Forum OpenACS Q&A: New Package: News Aggregator

Collapse
Posted by Simon Carstensen on
You can download the news-aggregator package at:

http://bcuni.furfly.net/news-aggregator-0.1d.apm

The package should sit well on top of an OpenACS 4.6 install.

The package features a basic news aggregator that reads a set of news sources on an hourly basis, finds the new items, and displays them in reverse-chronological order on a single page. Yup, pretty standard :)

Future improvements:

  • actual rss validation: currently no validation is done, adding an invalid RSS feed is simply cancelled or perhaps an error on a bad day.
  • integration with notifications
  • keywords: specify a list of keywords of interest and have the aggregator display items holding these words at the top of the page and/or email them to you
  • RSS autodiscovery
  • xml-rpc post function: right now the POST functions (appears once you've specified a lars-blogger instance URL under the news-aggregator parameters) simply posts to entry-edit?content=@content@. An XML-RPC interface should be built, so that users can post to any blog (additionally lars-blogger should have an XML-RPC interface, but that's a whole nother story :).
  • an admin interface
And that's pretty much it for now. Feel free to check out the package as you please and post some feedback if you have any.

Right now the file lives at my page, but should perhaps be moved to the CVS repository at some point? /Simon

Collapse
Posted by Don Baccus on
This is very cool.  Yes, we should have this in the repository at some point.

Does this work for both Oracle and PG?  That's a bottom line consideration that's been ignored at times in the past but won we really can't afford to ignore (except for the contrib section, which we'll be very loose with).

Add to your "future improvements" list - a portlet and dotLRN applet :)

Collapse
Posted by Simon Carstensen on
Does this work for both Oracle and PG?

It only works for PG at the moment. Next thing, apart from a few bug fixes here and there and working on the improvements, will be an Oracle port.

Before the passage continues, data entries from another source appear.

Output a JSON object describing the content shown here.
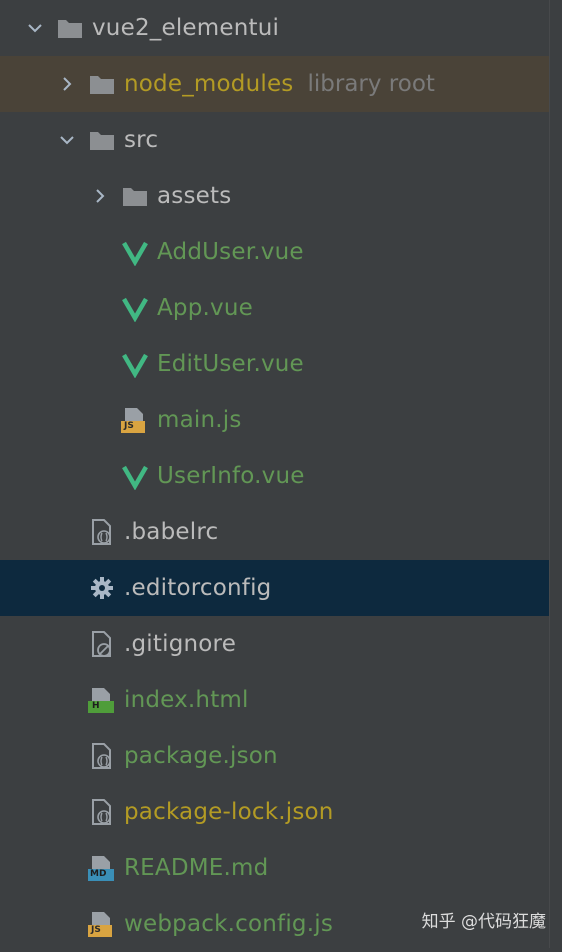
{
  "tree": {
    "root": {
      "label": "vue2_elementui",
      "icon": "folder-icon",
      "expanded": true
    },
    "node_modules": {
      "label": "node_modules",
      "hint": "library root",
      "icon": "folder-icon",
      "expanded": false
    },
    "src": {
      "label": "src",
      "icon": "folder-icon",
      "expanded": true
    },
    "assets": {
      "label": "assets",
      "icon": "folder-icon",
      "expanded": false
    },
    "adduser": {
      "label": "AddUser.vue",
      "icon": "vue-icon"
    },
    "app": {
      "label": "App.vue",
      "icon": "vue-icon"
    },
    "edituser": {
      "label": "EditUser.vue",
      "icon": "vue-icon"
    },
    "mainjs": {
      "label": "main.js",
      "icon": "js-file-icon"
    },
    "userinfo": {
      "label": "UserInfo.vue",
      "icon": "vue-icon"
    },
    "babelrc": {
      "label": ".babelrc",
      "icon": "config-file-icon"
    },
    "editorconfig": {
      "label": ".editorconfig",
      "icon": "gear-icon"
    },
    "gitignore": {
      "label": ".gitignore",
      "icon": "ignore-file-icon"
    },
    "indexhtml": {
      "label": "index.html",
      "icon": "html-file-icon"
    },
    "packagejson": {
      "label": "package.json",
      "icon": "config-file-icon"
    },
    "packagelock": {
      "label": "package-lock.json",
      "icon": "config-file-icon"
    },
    "readme": {
      "label": "README.md",
      "icon": "markdown-file-icon"
    },
    "webpack": {
      "label": "webpack.config.js",
      "icon": "js-file-icon"
    }
  },
  "badges": {
    "js": "JS",
    "html": "H",
    "md": "MD"
  },
  "watermark": "知乎 @代码狂魔",
  "colors": {
    "background": "#3c3f41",
    "selected_row": "#0d293e",
    "excluded_row": "#4a4338",
    "text_default": "#bbbbbb",
    "text_green": "#629755",
    "text_yellow": "#b39b24",
    "hint": "#7a7a7a",
    "vue_green": "#41b883",
    "js_badge": "#d9a441",
    "html_badge": "#4f9d3a",
    "md_badge": "#3a8fb7"
  }
}
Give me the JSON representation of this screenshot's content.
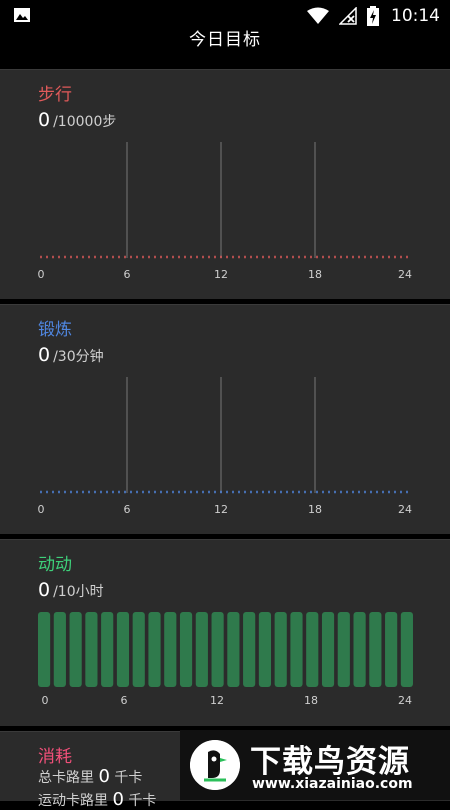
{
  "statusbar": {
    "time": "10:14"
  },
  "header": {
    "title": "今日目标"
  },
  "steps": {
    "title": "步行",
    "value": "0",
    "goal": "/10000步",
    "color": "#e05a5a"
  },
  "exercise": {
    "title": "锻炼",
    "value": "0",
    "goal": "/30分钟",
    "color": "#4f86e0"
  },
  "active": {
    "title": "动动",
    "value": "0",
    "goal": "/10小时",
    "color": "#3ed07a"
  },
  "calories": {
    "title": "消耗",
    "total_label": "总卡路里",
    "total_value": "0",
    "total_unit": "千卡",
    "active_label": "运动卡路里",
    "active_value": "0",
    "active_unit": "千卡",
    "color": "#f2507a"
  },
  "axis_labels": [
    "0",
    "6",
    "12",
    "18",
    "24"
  ],
  "promo": {
    "title": "下载鸟资源",
    "url": "www.xiazainiao.com"
  },
  "chart_data": [
    {
      "type": "line",
      "series": [
        {
          "name": "步行",
          "values": []
        }
      ],
      "x_ticks": [
        "0",
        "6",
        "12",
        "18",
        "24"
      ],
      "xlim": [
        0,
        24
      ]
    },
    {
      "type": "line",
      "series": [
        {
          "name": "锻炼",
          "values": []
        }
      ],
      "x_ticks": [
        "0",
        "6",
        "12",
        "18",
        "24"
      ],
      "xlim": [
        0,
        24
      ]
    },
    {
      "type": "bar",
      "series": [
        {
          "name": "动动",
          "values": [
            0,
            0,
            0,
            0,
            0,
            0,
            0,
            0,
            0,
            0,
            0,
            0,
            0,
            0,
            0,
            0,
            0,
            0,
            0,
            0,
            0,
            0,
            0,
            0
          ]
        }
      ],
      "x_ticks": [
        "0",
        "6",
        "12",
        "18",
        "24"
      ],
      "xlim": [
        0,
        24
      ]
    }
  ]
}
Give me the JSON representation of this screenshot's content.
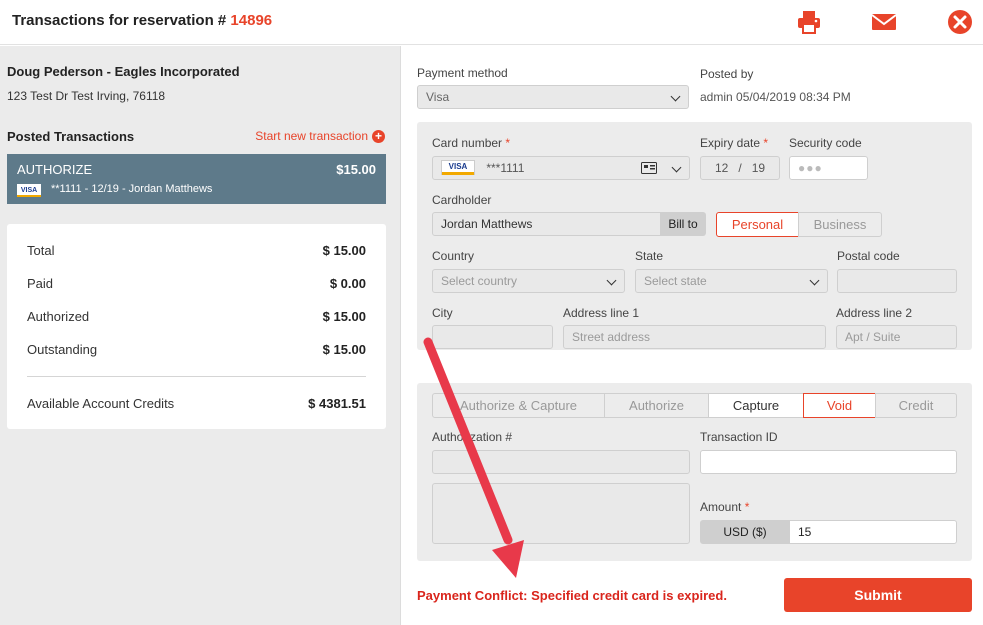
{
  "header": {
    "title_prefix": "Transactions for reservation #",
    "reservation_number": "14896"
  },
  "guest": {
    "name": "Doug Pederson - Eagles Incorporated",
    "address": "123 Test Dr Test Irving, 76118"
  },
  "posted": {
    "label": "Posted Transactions",
    "start_new": "Start new transaction",
    "transaction": {
      "type": "AUTHORIZE",
      "amount": "$15.00",
      "detail": "**1111 - 12/19 - Jordan Matthews",
      "card_brand": "VISA"
    }
  },
  "summary": {
    "rows": [
      {
        "label": "Total",
        "value": "$ 15.00"
      },
      {
        "label": "Paid",
        "value": "$ 0.00"
      },
      {
        "label": "Authorized",
        "value": "$ 15.00"
      },
      {
        "label": "Outstanding",
        "value": "$ 15.00"
      }
    ],
    "credits_label": "Available Account Credits",
    "credits_value": "$ 4381.51"
  },
  "payment": {
    "method_label": "Payment method",
    "method_value": "Visa",
    "posted_by_label": "Posted by",
    "posted_by_value": "admin 05/04/2019 08:34 PM"
  },
  "card": {
    "number_label": "Card number",
    "number_value": "***1111",
    "brand": "VISA",
    "expiry_label": "Expiry date",
    "expiry_month": "12",
    "expiry_sep": "/",
    "expiry_year": "19",
    "security_label": "Security code",
    "security_placeholder": "●●●",
    "cardholder_label": "Cardholder",
    "cardholder_value": "Jordan Matthews",
    "bill_to": "Bill to",
    "personal": "Personal",
    "business": "Business",
    "country_label": "Country",
    "country_placeholder": "Select country",
    "state_label": "State",
    "state_placeholder": "Select state",
    "postal_label": "Postal code",
    "city_label": "City",
    "address1_label": "Address line 1",
    "address1_placeholder": "Street address",
    "address2_label": "Address line 2",
    "address2_placeholder": "Apt / Suite"
  },
  "action": {
    "tabs": [
      "Authorize & Capture",
      "Authorize",
      "Capture",
      "Void",
      "Credit"
    ],
    "auth_label": "Authorization #",
    "txn_id_label": "Transaction ID",
    "amount_label": "Amount",
    "currency": "USD ($)",
    "amount_value": "15"
  },
  "error_message": "Payment Conflict: Specified credit card is expired.",
  "submit_label": "Submit",
  "colors": {
    "accent": "#e8442a",
    "txn_bg": "#5e7a8a",
    "error": "#d9251c"
  }
}
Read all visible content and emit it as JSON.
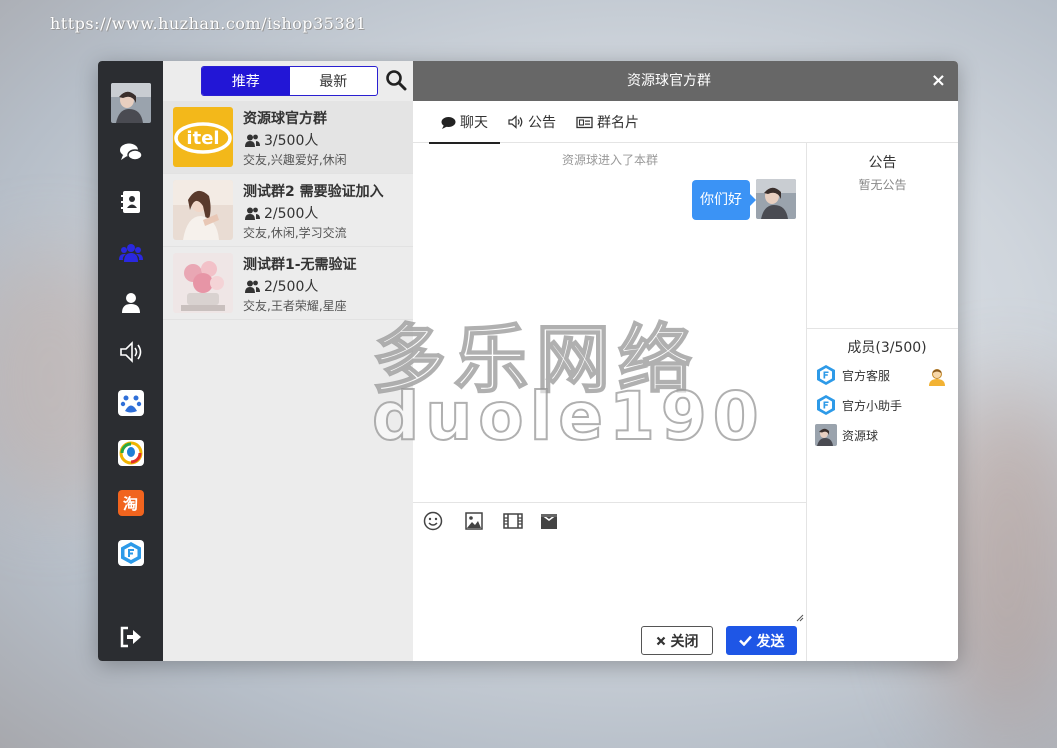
{
  "background_url": "https://www.huzhan.com/ishop35381",
  "nav": {
    "items": [
      "avatar",
      "chat-icon",
      "contacts-icon",
      "group-icon",
      "user-icon",
      "speaker-icon",
      "baidu-app",
      "qq-app",
      "taobao-app",
      "brand-app",
      "logout-icon"
    ],
    "active": "group-icon",
    "taobao_label": "淘"
  },
  "list": {
    "tabs": [
      {
        "label": "推荐",
        "active": true
      },
      {
        "label": "最新",
        "active": false
      }
    ],
    "groups": [
      {
        "name": "资源球官方群",
        "count": "3/500人",
        "tags": "交友,兴趣爱好,休闲",
        "logo_text": "itel"
      },
      {
        "name": "测试群2 需要验证加入",
        "count": "2/500人",
        "tags": "交友,休闲,学习交流"
      },
      {
        "name": "测试群1-无需验证",
        "count": "2/500人",
        "tags": "交友,王者荣耀,星座"
      }
    ]
  },
  "chat": {
    "title": "资源球官方群",
    "close_symbol": "×",
    "tabs": [
      {
        "label": "聊天",
        "active": true
      },
      {
        "label": "公告",
        "active": false
      },
      {
        "label": "群名片",
        "active": false
      }
    ],
    "system_message": "资源球进入了本群",
    "messages": [
      {
        "text": "你们好",
        "self": true
      }
    ],
    "tools": [
      "emoji-icon",
      "image-icon",
      "video-icon",
      "file-icon"
    ],
    "buttons": {
      "close": "关闭",
      "send": "发送"
    }
  },
  "side": {
    "notice_title": "公告",
    "notice_empty": "暂无公告",
    "members_title": "成员(3/500)",
    "members": [
      {
        "name": "官方客服",
        "admin": true
      },
      {
        "name": "官方小助手",
        "admin": false
      },
      {
        "name": "资源球",
        "admin": false
      }
    ]
  },
  "watermark": {
    "line1": "多乐网络",
    "line2": "duole190"
  },
  "colors": {
    "accent": "#2216d6",
    "send": "#1e56e6",
    "bubble": "#3b93f5",
    "header": "#676767",
    "nav_bg": "#2b2d31"
  }
}
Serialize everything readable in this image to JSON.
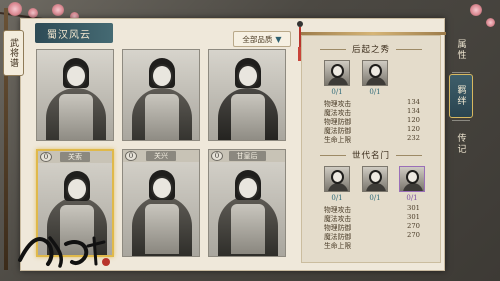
{
  "header": {
    "faction_tab": "蜀汉风云",
    "filter_label": "全部品质"
  },
  "left_tab": {
    "label": "武将谱"
  },
  "cards": [
    {
      "name": "",
      "count": "",
      "selected": false
    },
    {
      "name": "",
      "count": "",
      "selected": false
    },
    {
      "name": "",
      "count": "",
      "selected": false
    },
    {
      "name": "关索",
      "count": "0",
      "selected": true
    },
    {
      "name": "关兴",
      "count": "0",
      "selected": false
    },
    {
      "name": "甘皇后",
      "count": "0",
      "selected": false
    }
  ],
  "info": {
    "section1": {
      "title": "后起之秀",
      "avatars": [
        {
          "name": "hero-avatar-1",
          "progress": "0/1",
          "color": "#2f6b7a"
        },
        {
          "name": "hero-avatar-2",
          "progress": "0/1",
          "color": "#2f6b7a"
        }
      ],
      "stats": [
        {
          "label": "物理攻击",
          "value": "134"
        },
        {
          "label": "魔法攻击",
          "value": "134"
        },
        {
          "label": "物理防御",
          "value": "120"
        },
        {
          "label": "魔法防御",
          "value": "120"
        },
        {
          "label": "生命上限",
          "value": "232"
        }
      ]
    },
    "section2": {
      "title": "世代名门",
      "avatars": [
        {
          "name": "hero-avatar-3",
          "progress": "0/1",
          "color": "#2f6b7a"
        },
        {
          "name": "hero-avatar-4",
          "progress": "0/1",
          "color": "#2f6b7a"
        },
        {
          "name": "hero-avatar-5",
          "progress": "0/1",
          "color": "#7c4fa3"
        }
      ],
      "stats": [
        {
          "label": "物理攻击",
          "value": "301"
        },
        {
          "label": "魔法攻击",
          "value": "301"
        },
        {
          "label": "物理防御",
          "value": "270"
        },
        {
          "label": "魔法防御",
          "value": "270"
        },
        {
          "label": "生命上限",
          "value": ""
        }
      ]
    }
  },
  "side_tabs": [
    {
      "label": "属性",
      "active": false
    },
    {
      "label": "羁绊",
      "active": true
    },
    {
      "label": "传记",
      "active": false
    }
  ],
  "colors": {
    "accent_gold": "#e0b94a",
    "banner_teal": "#2e4b56",
    "progress_teal": "#2f6b7a",
    "progress_purple": "#7c4fa3"
  }
}
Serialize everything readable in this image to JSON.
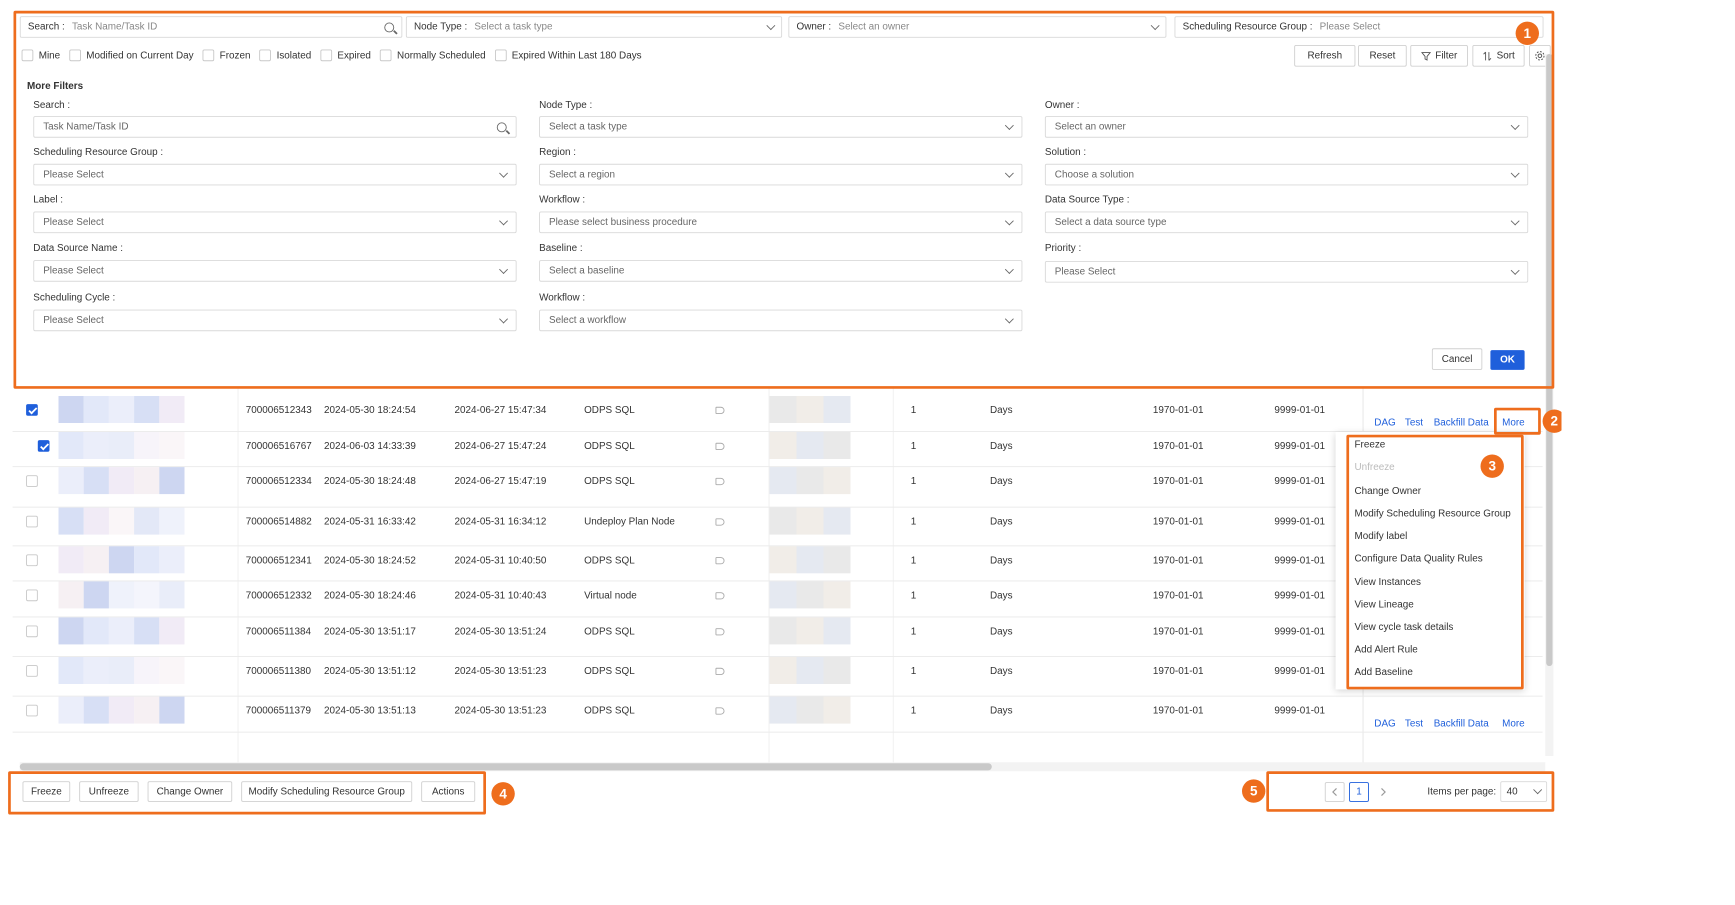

Portlet and applet hereby added to the list :)

/Simon

Collapse
Posted by Mark Aufflick on
The index fails if no blogger url property is set - the set post_url just needs wripping with if exists:

@@ -49,7 +49,9 @@
        set show_title_p 0
        set content "$item_description \[<a href=\"$link\">$title</a>\]"
    }
-    set post_url "${blogger_url}?[export_vars { content }]"
+      if {[info exists blogger_url]}  {
+              set post_url "${blogger_url}?[export_vars { content }]"
+      }
}

ad_return_template

Collapse
Posted by Mark Aufflick on
Sorry - how rude of me! It is very cool :)
Collapse
Posted by Mark Aufflick on
'nother bigfix for you:

--- news-aggregator-procs.tcl.bak      Wed Feb  5 04:34:25 2003
+++ news-aggregator-procs.tcl  Wed Feb  5 04:34:45 2003
@@ -260,7 +260,7 @@
            # need these to check against already added items
            # also we check whether link is an external or internal URL
            # if not, it might occur in other items, and we can't check against it
-          if { [exists_and_not_null link] && [na_check_link $link $source_link] } {
+          if { [exists_and_not_null link] && [na_check_link $link $feed_url] } {
                set identifier "link"
            } elseif { [exists_and_not_null description]  } {
                set identifier "description"

Collapse
Posted by Simon Carstensen on
This bug has been causing me some headache. Perhaps someone can help me out?

The na_check_link proc checks whether link is internal (i.e. a permalink) or external (i.e.points to a source). Take for example Evhead's feed (http://www.evhead.com/rss.xml) - the link nodes point to external URLs. The source he's commenting on is put in the link node. That's when I came up with the na_check_link proc. Later I noticed some doublets from Doc Searl's and David Winer's blogs coming in. It turns out that all Winer's link nodes point to URLs like http://scriptingnews.userland.com/backissues/2003/02/04#When:2:49:44PM. Hence it's detected as an external URL (since its domain name is different from the feed_url which is http://scripting.com/rss.xml). Doc Searl's link nodes point to http://doc.weblogs.com, which is the correct URL, only the feed is placed at http://partners.userland.com/people/docSearls.xml. Again his link nodes are detected as external links.

I'm not sure how to solve this problem. As for Doc Searls I solved it by using the URL of the website instead (which is http://doc.weblogs.com).

I have to make sure the link node doesn't point to an external source, since it's potentially used to check whether the item has already been added (so if Evan writes about a piece by Joi Ito, for example, and links to him and I've subscribed to Joi Ito's feed, there's going to be a doublet).

Any suggestions?

BTW, I'm not sure I get your bugfix Mark. What was wrong with my code?

/Simon